Artykuły

Człowiek wilkiem podszyty

Dramat czworga ludzi uwikłanych w skomplikowany związek, naznaczonych piętnem Holocaustu, a jednak podejmujących próby ułożenia sobie życia, przekonuje, że człowiek może być piękny. Choć do ideału mu daleko - o spektaklu "Wilki" w reż. Andre Hübnera-Ochodlo w Teatrze im. Mickiewicza w Częstochowie pisze Anna Wróblowska z Nowej Siły Krytycznej.

Zaledwie dwa tygodnie po płytkiej i kiepsko zainscenizowanej farsie "Miłość i polityka" Teatr im.

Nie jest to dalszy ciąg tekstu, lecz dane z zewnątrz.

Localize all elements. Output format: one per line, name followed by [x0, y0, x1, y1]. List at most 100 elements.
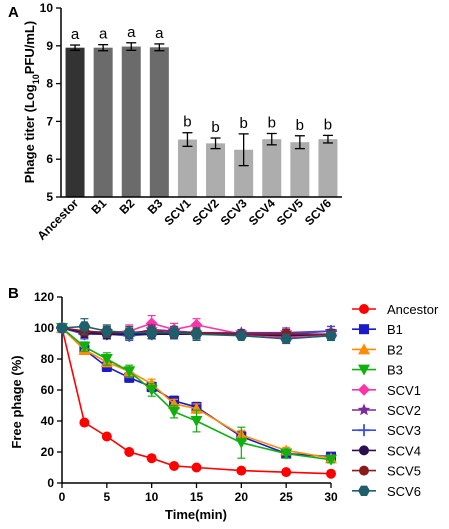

Mickiewicza w Częstochowie dał drugą premierę sezonu. Na Scenie Kameralnej Andre Hübner-Ochodlo, specjalista od twórczości Agnieszki Osieckiej, wyreżyserował "Wilki" tejże, na motywach powieści Singera "Wrogowie - opowieść o miłości".

"Wilki" to opowieść o miłości specyficznej - miłości trzech kobiet i jednego mężczyzny. Specyfika tej miłości polega na jednostronności relacji. Tak naprawdę kochają tutaj tylko kobiety . Herman (Waldemar Cudzik) kocha w zasadzie tylko siebie, choć pozostaje w związku z trzema kobietami jednocześnie. Jadwiga (Małgorzata Marciniak) - prosta polska chłopka - ukrywała go w czasie wojny, więc ożenił się z nią z wdzięczności, a także z wygody (wszak to doskonała, darmowa gospodyni), jednocześnie gardzi jej prostotą i brakiem wykształcenia. Masza (Iwona Chołuj) - ukochana numer dwa, podobno to ją Herman kocha najbardziej, to do niej ucieka od głupiej żony. Maszy udaje się namówić Hermana na ślub w obrządku żydowskim (głównie dzięki ciąży), ale nie jest już w stanie zmusić go do zrezygnowania z pozostałych kobiet. Kobieta numer trzy to Tamara (Agata Ochota-Hutyra) - długo uznawana za zmarłą, pierwsza żona Hermana, przeżyła śmierć ich dzieci, a Holocaust odcisnął na niej także fizyczne piętno - kula w biodrze nie pozwala nawet na chwilę zapomnieć o przeszłości. Ta czwórka w takim samym stopniu została naznaczona stygmatem wojny, wszyscy na nowo próbują ułożyć sobie życie "po". Największe problemy z odnalezieniem w powojennej rzeczywistości ma Herman, choć - obiektywnie patrząc - jemu powinno być najłatwiej. Wszak zarówno podczas wojny, jak i teraz, ciągle są przy nim kobiety ratujące go z opresji, ułatwiające mu życie, dbające o niego. A jednak to Herman jest tym, który najczęściej wspomina, jak wiele przeszedł, jak wojenna trauma wpłynęła na jego charakter i późniejsze życie, jak trudna dla niego jest sytuacja uwikłania w związek z trzema kobietami. Ale czy za permanentną niewierność winę ponosi Holocaust, czy raczej wynika ona po prostu z cech charakteru Hermana? Nie bez winy są także kobiety Hermana - nie dość, że pozwalają, aby taki stan rzeczy funkcjonował, to jeszcze są skłonne pomagać swemu ukochanemu. Singer doskonale pokazuje to, co dziś nazwalibyśmy kryzysem męskości, a u podstaw czego leży niestety także zachowanie kobiet.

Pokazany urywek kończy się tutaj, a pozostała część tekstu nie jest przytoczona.